To test this possibility, Jianxia Hu, Yangang Wang, and their colleagues took 60 non-obese diabetic mice and divided them into four groups: a normal control group, a normal diabetic group, a WJ-MSCs prevention group that was treated with WJ-MSCs before the onset of diabetes, and a WJ-MSCs treatment group that was treated with WJ-MSCs after the onset of diabetes.

After their respective treatments, the onset time of diabetes, levels of fasting plasma glucose (FPG), fed blood glucose levels and C-peptide (an indication of the amount of insulin synthesized), regulation of cytokines, and islet cells were examined and evaluated.

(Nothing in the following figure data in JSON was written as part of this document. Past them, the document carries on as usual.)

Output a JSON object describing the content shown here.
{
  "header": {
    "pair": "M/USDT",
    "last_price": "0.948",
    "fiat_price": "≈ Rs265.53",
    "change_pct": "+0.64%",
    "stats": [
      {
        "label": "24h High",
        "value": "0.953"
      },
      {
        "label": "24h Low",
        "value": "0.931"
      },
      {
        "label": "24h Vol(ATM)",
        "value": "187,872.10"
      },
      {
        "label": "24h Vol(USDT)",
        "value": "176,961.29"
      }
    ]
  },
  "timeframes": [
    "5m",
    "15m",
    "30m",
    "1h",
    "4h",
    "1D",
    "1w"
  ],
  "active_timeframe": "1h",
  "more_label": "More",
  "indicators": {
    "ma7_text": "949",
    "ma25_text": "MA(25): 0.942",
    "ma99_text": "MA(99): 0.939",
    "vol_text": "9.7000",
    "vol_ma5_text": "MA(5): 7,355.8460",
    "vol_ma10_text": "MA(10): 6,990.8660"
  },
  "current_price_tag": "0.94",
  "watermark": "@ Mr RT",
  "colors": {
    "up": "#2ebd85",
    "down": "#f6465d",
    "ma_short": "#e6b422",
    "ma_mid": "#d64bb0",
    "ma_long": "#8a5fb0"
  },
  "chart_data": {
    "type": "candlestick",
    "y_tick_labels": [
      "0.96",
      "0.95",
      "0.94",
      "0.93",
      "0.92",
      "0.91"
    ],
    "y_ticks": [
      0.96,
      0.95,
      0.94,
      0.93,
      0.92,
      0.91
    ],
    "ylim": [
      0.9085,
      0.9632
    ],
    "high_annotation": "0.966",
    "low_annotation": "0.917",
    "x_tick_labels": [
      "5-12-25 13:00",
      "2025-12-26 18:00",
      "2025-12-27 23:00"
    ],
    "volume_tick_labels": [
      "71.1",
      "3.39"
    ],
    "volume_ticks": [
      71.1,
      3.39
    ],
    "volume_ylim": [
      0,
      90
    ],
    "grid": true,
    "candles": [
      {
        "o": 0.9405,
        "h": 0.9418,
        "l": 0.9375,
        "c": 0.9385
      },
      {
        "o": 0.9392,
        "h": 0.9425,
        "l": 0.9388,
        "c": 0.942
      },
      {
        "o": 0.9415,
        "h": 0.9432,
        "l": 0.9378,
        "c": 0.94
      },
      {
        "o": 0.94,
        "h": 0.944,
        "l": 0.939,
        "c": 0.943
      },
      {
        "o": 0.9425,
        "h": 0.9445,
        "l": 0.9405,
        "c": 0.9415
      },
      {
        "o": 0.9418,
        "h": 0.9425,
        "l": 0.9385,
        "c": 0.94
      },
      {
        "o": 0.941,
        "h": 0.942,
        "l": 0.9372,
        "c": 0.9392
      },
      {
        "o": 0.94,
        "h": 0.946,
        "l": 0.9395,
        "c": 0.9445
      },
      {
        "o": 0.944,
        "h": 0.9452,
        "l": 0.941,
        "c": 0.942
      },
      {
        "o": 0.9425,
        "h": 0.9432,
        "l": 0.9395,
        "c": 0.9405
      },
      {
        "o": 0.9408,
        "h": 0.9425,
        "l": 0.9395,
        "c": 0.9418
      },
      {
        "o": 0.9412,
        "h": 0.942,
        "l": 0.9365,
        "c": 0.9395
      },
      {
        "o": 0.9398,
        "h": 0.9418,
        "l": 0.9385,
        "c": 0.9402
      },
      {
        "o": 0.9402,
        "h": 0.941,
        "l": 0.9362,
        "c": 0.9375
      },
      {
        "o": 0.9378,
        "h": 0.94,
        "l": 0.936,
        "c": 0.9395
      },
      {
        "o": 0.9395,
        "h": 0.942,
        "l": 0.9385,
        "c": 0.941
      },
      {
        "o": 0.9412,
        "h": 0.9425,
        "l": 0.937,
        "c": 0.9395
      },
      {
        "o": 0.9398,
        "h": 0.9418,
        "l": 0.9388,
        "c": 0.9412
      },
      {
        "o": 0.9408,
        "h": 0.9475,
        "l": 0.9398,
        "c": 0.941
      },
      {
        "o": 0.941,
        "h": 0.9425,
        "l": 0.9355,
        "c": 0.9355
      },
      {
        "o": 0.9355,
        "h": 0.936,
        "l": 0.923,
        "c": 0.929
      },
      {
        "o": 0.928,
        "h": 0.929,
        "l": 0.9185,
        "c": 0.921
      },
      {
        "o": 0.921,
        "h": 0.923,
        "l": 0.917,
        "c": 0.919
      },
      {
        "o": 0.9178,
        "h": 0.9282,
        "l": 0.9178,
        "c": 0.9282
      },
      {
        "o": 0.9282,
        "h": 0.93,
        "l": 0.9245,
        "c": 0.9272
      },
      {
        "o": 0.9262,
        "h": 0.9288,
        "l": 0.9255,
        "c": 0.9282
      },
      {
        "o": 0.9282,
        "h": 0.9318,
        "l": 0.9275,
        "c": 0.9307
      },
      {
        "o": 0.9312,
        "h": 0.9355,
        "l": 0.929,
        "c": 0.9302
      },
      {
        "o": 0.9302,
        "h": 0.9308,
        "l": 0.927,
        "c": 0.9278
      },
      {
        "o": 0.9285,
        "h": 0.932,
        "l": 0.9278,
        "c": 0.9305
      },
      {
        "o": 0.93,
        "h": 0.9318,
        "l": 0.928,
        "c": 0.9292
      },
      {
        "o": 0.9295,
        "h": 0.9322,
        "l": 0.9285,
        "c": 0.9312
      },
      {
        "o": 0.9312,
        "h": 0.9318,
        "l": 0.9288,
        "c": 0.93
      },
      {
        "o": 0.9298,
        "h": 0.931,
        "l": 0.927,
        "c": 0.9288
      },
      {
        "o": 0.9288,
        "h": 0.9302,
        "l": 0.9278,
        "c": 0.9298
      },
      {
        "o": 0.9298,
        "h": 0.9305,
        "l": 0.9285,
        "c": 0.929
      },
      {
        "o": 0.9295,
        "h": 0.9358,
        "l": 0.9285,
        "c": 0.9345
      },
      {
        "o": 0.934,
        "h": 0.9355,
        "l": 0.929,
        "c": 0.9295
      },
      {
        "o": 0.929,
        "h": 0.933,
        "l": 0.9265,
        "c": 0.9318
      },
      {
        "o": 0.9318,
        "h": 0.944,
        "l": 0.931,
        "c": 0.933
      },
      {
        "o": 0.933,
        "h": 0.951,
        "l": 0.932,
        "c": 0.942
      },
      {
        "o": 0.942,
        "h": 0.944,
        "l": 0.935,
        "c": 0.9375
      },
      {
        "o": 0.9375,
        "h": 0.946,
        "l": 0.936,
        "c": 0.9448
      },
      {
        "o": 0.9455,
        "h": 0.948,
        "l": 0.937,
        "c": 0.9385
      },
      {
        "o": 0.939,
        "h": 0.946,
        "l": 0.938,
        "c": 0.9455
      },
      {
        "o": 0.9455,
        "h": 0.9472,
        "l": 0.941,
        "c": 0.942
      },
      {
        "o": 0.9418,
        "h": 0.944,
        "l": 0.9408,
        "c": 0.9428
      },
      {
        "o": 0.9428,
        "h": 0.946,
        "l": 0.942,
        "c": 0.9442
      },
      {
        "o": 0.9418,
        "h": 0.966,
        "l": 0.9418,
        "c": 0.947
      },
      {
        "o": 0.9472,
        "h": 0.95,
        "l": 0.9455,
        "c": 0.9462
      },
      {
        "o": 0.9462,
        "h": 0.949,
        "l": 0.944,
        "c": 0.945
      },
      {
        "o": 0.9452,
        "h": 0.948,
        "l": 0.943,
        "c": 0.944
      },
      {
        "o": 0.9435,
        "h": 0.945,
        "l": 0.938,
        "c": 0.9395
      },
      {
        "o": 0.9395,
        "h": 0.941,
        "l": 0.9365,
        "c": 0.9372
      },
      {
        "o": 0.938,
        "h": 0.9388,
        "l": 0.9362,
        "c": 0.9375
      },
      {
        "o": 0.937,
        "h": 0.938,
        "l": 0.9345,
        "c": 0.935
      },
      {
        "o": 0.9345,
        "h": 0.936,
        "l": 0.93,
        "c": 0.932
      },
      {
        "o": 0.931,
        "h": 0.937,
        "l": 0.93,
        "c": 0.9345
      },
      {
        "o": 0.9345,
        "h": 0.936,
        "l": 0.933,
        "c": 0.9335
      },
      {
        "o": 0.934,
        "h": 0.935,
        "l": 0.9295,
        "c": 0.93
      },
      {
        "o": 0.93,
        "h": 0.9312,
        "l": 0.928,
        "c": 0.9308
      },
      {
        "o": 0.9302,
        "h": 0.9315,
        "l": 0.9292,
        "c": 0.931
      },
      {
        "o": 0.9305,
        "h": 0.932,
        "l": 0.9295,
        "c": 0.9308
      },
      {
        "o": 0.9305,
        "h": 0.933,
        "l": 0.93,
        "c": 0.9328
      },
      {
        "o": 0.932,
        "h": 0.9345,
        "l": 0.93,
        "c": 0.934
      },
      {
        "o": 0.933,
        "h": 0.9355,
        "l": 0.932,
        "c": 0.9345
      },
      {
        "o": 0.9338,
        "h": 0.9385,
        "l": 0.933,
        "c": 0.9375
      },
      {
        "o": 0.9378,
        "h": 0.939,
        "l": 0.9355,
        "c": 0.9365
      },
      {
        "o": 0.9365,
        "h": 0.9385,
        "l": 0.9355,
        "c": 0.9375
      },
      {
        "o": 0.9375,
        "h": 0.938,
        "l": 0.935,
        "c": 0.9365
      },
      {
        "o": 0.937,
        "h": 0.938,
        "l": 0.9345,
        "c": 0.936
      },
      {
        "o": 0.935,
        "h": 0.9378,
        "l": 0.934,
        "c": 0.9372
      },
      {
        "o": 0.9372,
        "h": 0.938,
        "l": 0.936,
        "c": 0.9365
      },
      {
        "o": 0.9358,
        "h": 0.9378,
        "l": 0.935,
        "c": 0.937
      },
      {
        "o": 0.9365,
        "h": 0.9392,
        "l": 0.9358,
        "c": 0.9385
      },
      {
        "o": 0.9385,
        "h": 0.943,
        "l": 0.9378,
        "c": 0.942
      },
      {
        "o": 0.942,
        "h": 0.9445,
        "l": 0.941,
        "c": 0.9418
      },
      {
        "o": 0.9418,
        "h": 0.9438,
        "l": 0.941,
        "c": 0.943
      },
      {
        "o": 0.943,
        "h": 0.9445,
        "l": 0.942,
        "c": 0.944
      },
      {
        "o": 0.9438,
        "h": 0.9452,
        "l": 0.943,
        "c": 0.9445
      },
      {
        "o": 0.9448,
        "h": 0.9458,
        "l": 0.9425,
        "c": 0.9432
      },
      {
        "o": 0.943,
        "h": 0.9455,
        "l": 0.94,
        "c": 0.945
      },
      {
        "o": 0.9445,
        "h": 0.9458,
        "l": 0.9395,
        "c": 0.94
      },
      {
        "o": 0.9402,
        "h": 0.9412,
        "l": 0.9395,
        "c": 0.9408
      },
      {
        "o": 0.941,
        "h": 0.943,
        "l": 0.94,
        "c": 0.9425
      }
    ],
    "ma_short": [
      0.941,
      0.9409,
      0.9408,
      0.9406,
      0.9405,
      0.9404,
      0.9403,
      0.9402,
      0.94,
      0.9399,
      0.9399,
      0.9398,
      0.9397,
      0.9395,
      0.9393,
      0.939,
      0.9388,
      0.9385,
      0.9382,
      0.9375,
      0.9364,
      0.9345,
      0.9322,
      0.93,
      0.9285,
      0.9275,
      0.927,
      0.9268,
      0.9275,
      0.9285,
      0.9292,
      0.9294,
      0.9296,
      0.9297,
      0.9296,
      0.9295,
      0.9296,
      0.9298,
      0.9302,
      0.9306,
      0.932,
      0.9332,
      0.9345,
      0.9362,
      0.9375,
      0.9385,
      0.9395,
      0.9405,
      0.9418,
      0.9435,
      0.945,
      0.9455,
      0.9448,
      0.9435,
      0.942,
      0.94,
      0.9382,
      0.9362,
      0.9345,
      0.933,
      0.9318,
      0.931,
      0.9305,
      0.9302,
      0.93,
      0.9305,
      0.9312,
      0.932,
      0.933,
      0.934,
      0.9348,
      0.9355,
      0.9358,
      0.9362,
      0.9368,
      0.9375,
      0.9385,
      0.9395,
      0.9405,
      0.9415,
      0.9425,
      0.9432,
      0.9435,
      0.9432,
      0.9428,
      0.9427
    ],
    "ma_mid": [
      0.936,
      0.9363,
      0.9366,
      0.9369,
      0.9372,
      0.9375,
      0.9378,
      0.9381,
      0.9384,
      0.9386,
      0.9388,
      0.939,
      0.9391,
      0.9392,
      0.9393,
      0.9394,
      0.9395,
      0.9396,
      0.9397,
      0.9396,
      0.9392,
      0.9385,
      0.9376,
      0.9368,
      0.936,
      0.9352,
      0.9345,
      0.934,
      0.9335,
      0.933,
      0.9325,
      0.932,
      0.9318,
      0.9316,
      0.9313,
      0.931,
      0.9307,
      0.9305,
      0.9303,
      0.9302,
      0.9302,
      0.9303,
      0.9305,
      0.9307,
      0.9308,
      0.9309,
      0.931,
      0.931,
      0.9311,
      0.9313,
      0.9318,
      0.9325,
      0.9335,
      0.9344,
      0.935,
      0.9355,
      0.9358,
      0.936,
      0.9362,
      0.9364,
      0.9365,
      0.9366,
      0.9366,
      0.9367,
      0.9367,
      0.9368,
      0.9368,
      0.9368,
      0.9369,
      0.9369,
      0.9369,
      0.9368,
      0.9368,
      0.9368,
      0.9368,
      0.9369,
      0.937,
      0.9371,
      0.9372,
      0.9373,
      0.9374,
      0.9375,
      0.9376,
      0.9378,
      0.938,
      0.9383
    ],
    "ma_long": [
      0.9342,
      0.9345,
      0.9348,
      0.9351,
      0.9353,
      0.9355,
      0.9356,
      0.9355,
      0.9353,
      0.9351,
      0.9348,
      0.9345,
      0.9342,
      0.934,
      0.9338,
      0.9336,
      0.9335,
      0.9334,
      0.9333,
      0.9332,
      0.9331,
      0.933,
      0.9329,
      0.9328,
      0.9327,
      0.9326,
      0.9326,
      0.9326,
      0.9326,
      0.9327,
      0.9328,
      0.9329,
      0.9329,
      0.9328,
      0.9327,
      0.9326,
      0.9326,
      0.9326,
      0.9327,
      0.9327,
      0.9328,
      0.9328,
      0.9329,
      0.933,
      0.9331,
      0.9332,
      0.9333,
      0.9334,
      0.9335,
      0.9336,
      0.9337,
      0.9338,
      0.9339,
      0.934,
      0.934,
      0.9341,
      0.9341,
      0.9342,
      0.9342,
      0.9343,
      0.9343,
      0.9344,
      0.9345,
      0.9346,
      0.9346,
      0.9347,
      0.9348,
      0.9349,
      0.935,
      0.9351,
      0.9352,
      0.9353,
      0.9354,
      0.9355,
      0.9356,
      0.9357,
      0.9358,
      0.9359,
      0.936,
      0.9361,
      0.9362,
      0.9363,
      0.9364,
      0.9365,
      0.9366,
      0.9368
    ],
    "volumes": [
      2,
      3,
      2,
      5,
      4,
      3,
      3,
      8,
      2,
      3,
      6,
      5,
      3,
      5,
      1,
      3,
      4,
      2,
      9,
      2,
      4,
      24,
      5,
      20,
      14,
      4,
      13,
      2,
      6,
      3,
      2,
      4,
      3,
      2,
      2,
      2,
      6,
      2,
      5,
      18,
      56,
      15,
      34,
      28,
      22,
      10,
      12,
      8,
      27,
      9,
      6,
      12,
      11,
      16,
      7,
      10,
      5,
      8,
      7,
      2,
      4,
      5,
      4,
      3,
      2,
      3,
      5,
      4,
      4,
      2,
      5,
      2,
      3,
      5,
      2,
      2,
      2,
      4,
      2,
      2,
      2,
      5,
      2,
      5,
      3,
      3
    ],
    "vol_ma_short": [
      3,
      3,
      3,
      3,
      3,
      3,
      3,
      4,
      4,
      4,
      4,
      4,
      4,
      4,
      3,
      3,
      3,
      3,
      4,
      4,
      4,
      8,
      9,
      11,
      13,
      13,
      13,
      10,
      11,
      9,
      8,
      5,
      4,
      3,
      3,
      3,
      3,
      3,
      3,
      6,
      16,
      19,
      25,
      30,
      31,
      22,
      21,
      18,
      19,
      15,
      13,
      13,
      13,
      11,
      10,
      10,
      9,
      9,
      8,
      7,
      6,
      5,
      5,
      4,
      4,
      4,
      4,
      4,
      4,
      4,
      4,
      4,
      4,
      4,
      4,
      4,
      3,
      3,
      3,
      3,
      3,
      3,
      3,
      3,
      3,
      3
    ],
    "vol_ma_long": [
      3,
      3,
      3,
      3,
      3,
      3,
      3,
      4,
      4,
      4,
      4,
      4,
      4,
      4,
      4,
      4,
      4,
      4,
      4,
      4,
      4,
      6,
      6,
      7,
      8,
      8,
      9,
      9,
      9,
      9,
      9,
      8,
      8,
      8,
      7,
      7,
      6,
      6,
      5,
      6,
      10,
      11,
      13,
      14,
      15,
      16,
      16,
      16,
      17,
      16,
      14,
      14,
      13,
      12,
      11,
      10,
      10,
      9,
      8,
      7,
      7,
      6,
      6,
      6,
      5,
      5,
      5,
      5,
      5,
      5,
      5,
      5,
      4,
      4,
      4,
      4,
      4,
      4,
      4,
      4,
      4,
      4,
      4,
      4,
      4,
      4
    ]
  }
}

After WJ-MSCs infusion, fasting and fed blood glucose levels in WJ-MSCs treatment group decreased to normal levels in 6-8 days and were maintained for 6 weeks. The levels of fasting C-peptide of the WJ-MSC-treated mice was higher compared to diabetic control mice. In the WJ-MSCs prevention group, WJ-MSCs protected mice from the onset of diabetes for 8-weeks, and the fasting C-peptide in this group was higher compared to the other two diabetic groups.

Other comparisons between the WJ-MSC-treated group and the diabetic control group, showed that levels of regulatory T-cells (that down-regulate autoinflammation), were high and levels of pro-inflammatory molecules such as IL-2, IFN-γ, and TNF-α. The degree of inflammation in the pancreas was also examined, and pancreatic inflammation was depressed, especially in the WJ-MSCs prevention group.

These experiments show that infusions of WJ-MSCs can down-regulate autoimmunity and facilitate the recovery of islet β-cells whether given before or after onset of Type 1 Diabetes Mellitus. THis suggests that WJ-MSCs might be an effective treatment for Type 1 Diabetes Mellitus.

See March 2014 edition of the journal Endocrine.